Tomorrow… I would find something positive to say about myself.
“Shut up!” I groaned again, this time rolling over as I pulled the comforter even further over my head, tucking it around my face so that the shrill beeping from the alarm was partially blocked out.
Every morning for the last few months had started out like this: me not getting enough sleep the night before, worrying about bills into the wee hours of the morning, until finally drifting off to the sound of gentle snoring coming from the pillow that was always tucked just under my arm. There was no ignoring the insistent beeping any longer, and if I didn’t get up now, I would be late once again for the 9-5 that I didn’t want, but needed desperately. $10.50 an hour, eight hours a day, five days a week was barely keeping the rent paid, and my search for a free babysitter was the same as it had been two months before when I’d decided to get a second job –nonexistent-.

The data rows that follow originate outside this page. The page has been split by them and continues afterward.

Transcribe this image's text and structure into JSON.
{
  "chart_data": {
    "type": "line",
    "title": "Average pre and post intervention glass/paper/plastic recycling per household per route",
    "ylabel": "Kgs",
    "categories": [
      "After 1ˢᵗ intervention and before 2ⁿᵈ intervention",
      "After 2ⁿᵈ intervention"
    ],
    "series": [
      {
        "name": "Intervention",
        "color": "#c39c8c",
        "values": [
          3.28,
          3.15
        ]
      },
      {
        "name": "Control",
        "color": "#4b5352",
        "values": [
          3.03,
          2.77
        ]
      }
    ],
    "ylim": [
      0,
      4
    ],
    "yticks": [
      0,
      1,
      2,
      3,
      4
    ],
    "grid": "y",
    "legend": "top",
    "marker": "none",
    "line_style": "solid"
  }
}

There was no stopping the disdain that crept through me as I reached for the half broken flip phone that vibrated in protest across the nightstand as the internal alarm continued to shriek it’s announcement of the ungodly hour. My fingers reach instinctively for the switch on the rusted brass lamp I knew was there, turning once before remembrance took hold, furthering the chill that now crept across my skin from the cold in the room. We hadn’t had power for weeks, and even though I knew that payday was today, no relief came as my mind picked up where it had left off adding up the bills I could and couldn’t pay with this paycheck.
“Stop it Rae!” I whispered harshly to myself as tears threatened to spill, my fingers now reaching blindly for the tiny 99 cent Bic lighter I’d left beside the half burnt out candles the night before.
This was nothing new. The power had been turned off four times over the last year since Eric had left his son and me without so much as a note to say why. I’d outgrown crying over my problems and had instead dealt with them, using a few dollars here and there to stock up on candles that I knew I would need for the inevitable. What I didn’t spend on candles went to non-perishable items that could be easily warmed up on the battery-operated hot plate I’d found at a thrift shop. There was just not enough money to go around. Even living in a tiny studio apartment, my kitchen and fold up dining room table almost at the foot of my bed, the five hundred dollars in rent, plus utility bills were overwhelming.